Hiçbir zerrenin ilahi iradeden ve kudretten bağımsız var olma imtiyazının olmaması, ontolojik zeminde mutlak bir doğruyu işaret eder. Allah yeri ve göğü kuşatmıştır, ilkesi bunu açık bir şekilde gösterir. Allah’ın yerin, göğün ve içindekilerinin nuru olduğunu beyan eden vahiy, her iş, oluş ve olayın ilahi takdir üzere gerçekleştiğini açıkça beyan eder. O’ndan bağımsız bir alan ve birim olmadığı için her şeyi bilen, belirleyen ve takdir eden de O’dur. İnsana bir özgürlük alanı verilmesi, insanın kendi iktidar alanını oluşturması, irade beyanında bulunması, takdir gücü elde etmesi, bilgisi ile tasarım yapabilmesi de bu takdir üzere oluşu da kaderidir…
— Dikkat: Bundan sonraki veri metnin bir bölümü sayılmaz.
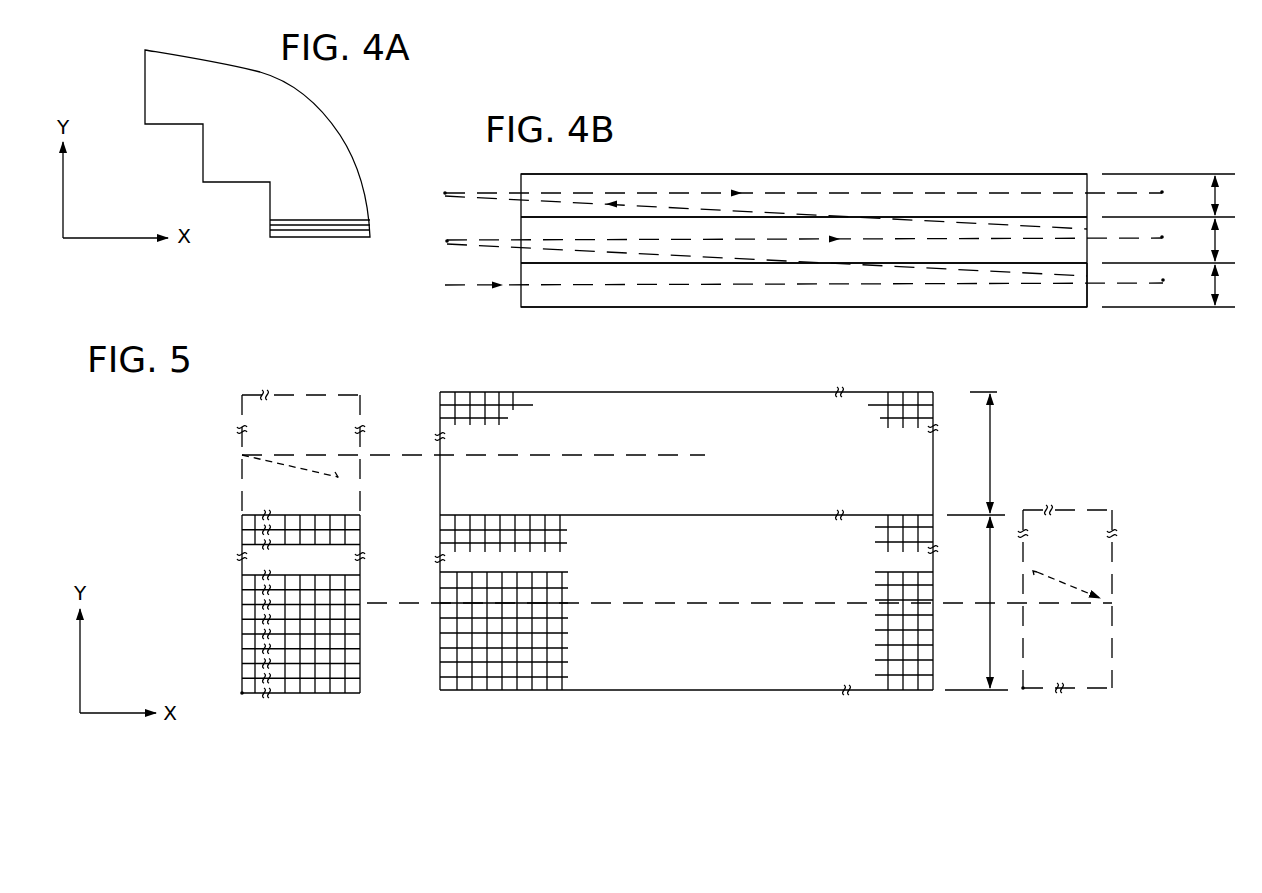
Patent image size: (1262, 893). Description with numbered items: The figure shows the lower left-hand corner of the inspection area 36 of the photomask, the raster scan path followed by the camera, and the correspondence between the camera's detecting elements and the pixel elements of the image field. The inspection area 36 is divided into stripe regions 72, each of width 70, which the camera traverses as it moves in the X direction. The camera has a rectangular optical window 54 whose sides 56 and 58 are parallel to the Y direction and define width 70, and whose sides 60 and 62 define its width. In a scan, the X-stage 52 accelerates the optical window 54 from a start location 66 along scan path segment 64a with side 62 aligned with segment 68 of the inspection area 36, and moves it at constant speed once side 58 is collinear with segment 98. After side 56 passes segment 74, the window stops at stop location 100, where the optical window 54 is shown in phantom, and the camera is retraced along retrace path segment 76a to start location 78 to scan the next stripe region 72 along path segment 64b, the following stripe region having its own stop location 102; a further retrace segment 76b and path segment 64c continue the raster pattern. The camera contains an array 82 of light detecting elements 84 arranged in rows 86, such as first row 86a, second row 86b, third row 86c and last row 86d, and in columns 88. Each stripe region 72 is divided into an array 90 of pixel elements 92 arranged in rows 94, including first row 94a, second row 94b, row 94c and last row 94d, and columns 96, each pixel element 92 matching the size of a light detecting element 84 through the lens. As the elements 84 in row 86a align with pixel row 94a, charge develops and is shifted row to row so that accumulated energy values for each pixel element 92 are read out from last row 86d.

In FIG. 4A, the inspection area 36 is at (153, 90).
In FIG. 4A, the stripe region 72 is at (270, 222).
In FIG. 4B, the stripe region 72 is at (1040, 182).
In FIG. 5, the stripe region 72 is at (930, 393).
In FIG. 4B, the width 70 is at (1217, 195).
In FIG. 5, the width 70 is at (990, 437).
In FIG. 4B, the stop location 102 is at (1162, 237).
In FIG. 4B, the stop location 100 is at (1163, 280).
In FIG. 5, the stop location 100 is at (1023, 690).
In FIG. 4B, the start location 78 is at (448, 243).
In FIG. 5, the start location 78 is at (242, 515).
In FIG. 4B, the start location 66 is at (447, 285).
In FIG. 5, the start location 66 is at (242, 693).
In FIG. 4B, the scan path segment 64a is at (745, 285).
In FIG. 5, the scan path segment 64a is at (388, 603).
In FIG. 4B, the path segment 64b is at (846, 284).
In FIG. 5, the path segment 64b is at (333, 452).
In FIG. 4B, the path segment 64c is at (770, 192).
In FIG. 4B, the retrace path segment 76a is at (913, 267).
In FIG. 5, the retrace path segment 76a is at (307, 468).
In FIG. 4B, the retrace path segment 76b is at (893, 220).
In FIG. 4B, the segment 74 is at (1088, 290).
In FIG. 5, the segment 74 is at (933, 650).
In FIG. 4B, the segment 68 is at (912, 307).
In FIG. 5, the segment 68 is at (687, 692).
In FIG. 5, the optical window 54 is at (297, 388).
In FIG. 5, the X-stage 52 is at (360, 551).
In FIG. 5, the side 56 is at (242, 583).
In FIG. 5, the side 58 is at (322, 570).
In FIG. 5, the side 60 is at (352, 515).
In FIG. 5, the side 62 is at (308, 693).
In FIG. 5, the array 82 is at (240, 626).
In FIG. 5, the light detecting element 84 is at (340, 640).
In FIG. 5, the row 86 is at (307, 506).
In FIG. 5, the first row 86a is at (355, 702).
In FIG. 5, the second row 86b is at (340, 702).
In FIG. 5, the third row 86c is at (325, 702).
In FIG. 5, the last row 86d is at (258, 702).
In FIG. 5, the column 88 is at (231, 685).
In FIG. 5, the array 90 is at (436, 628).
In FIG. 5, the pixel element 92 is at (523, 692).
In FIG. 5, the row 94 is at (492, 477).
In FIG. 5, the first row 94a is at (450, 699).
In FIG. 5, the second row 94b is at (465, 699).
In FIG. 5, the row 94c is at (480, 699).
In FIG. 5, the last row 94d is at (927, 695).
In FIG. 5, the column 96 is at (436, 685).
In FIG. 5, the segment 98 is at (438, 580).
Takdir; bir şeyin mahiyet ve niteliklerinin yanı sıra var oluş zamanı ve mekânını belirlemektir. Takdir bu anlamı ile kader ile eş anlamlı olup onun yerine kullanıla biliniyor.
Allah, her şeyi amacına uygun bir şekilde yaratmış, tabiatını belirleyip hedefine doğru yöneltmiştir. ( A’la Suresi: 87/2- 3) Allah’ın aya ve güneşe menziller koyması, insanların yaratılışını, rızıklarını, yaşayacakları zaman dilimini, ölüm vakitlerini tayin etmiştir. Birçok surede benzer ayetler geçmektedir. (örnek Vakıa 56/60) Varlığın üzerine bina edildiği her yasanın sahibi de Allah’tır. Vahiy bize bolca örnekler üzerinden konuyu aktarır…
Kader mevzuunun en temel tartışma alanı, her şeyi bilen ve yapan Allah ise mutlak anlamda o zaman insan niye sorumlu tutulmaktadır. Bu yaklaşım biçimi ontoloji ile epistemoloji arasındaki ayrımı kavramamaktan kaynaklanmaktadır. İnsana irade bahşedilmesi, onun iradi tavır sergilemesi zaten onu sorumlu kılmaktadır. Elbette ki bu iradi tavrı ontolojik zeminde kendine ait bir güce istinat edilemez, bilakis, ilahi kudretin kendisine sağladığı bir zeminden hareketle bunu gerçekleştirir. Meseleyi özetle belirginleştirecek olan ise; insanın sorumlu bir varlık olarak imtihan edilmesi de onun kaderidir. Bu kader ona irade verilmesini, gücünü ve aklını kullanarak bilgi ile eyleme geçmesine zemin oluşturmaktadır. Bu yüzden hesaba çekilecektir.
Mukadder kavramının takdir ve kader ile ilişkisi bütünlük ilişkisi bağlamında ele alınmalıdır. İnsan ile Allah arasındaki irtibatın temellendirilmesi bağlamında vahiy bazen ontolojik zemini dikkate alır. Ve her şeyi Allah’a nispet ederek açıklar. Bazen de epistemik unsuru dikkate alır. Ve kişinin başına gelenin yaptığı şey yüzünden olduğu vurgulanır. Bu noktada da Allah insan ilişkisinde de çok katmanlı bir ilişki ve anlam dünyası vardır. Örneğin; iyilik yaptığınız her zeminde Allah yaptı demenin önerildiği, insanın mütevazı kişiliğine yapılan vurguda belirginleşir. Ancak kötülük yapıldığında ise bunu insana has kılarak onun yaptığı vurgulanır ve sonucun kendi yaptıklarının bir bedeli olduğu belirtilir.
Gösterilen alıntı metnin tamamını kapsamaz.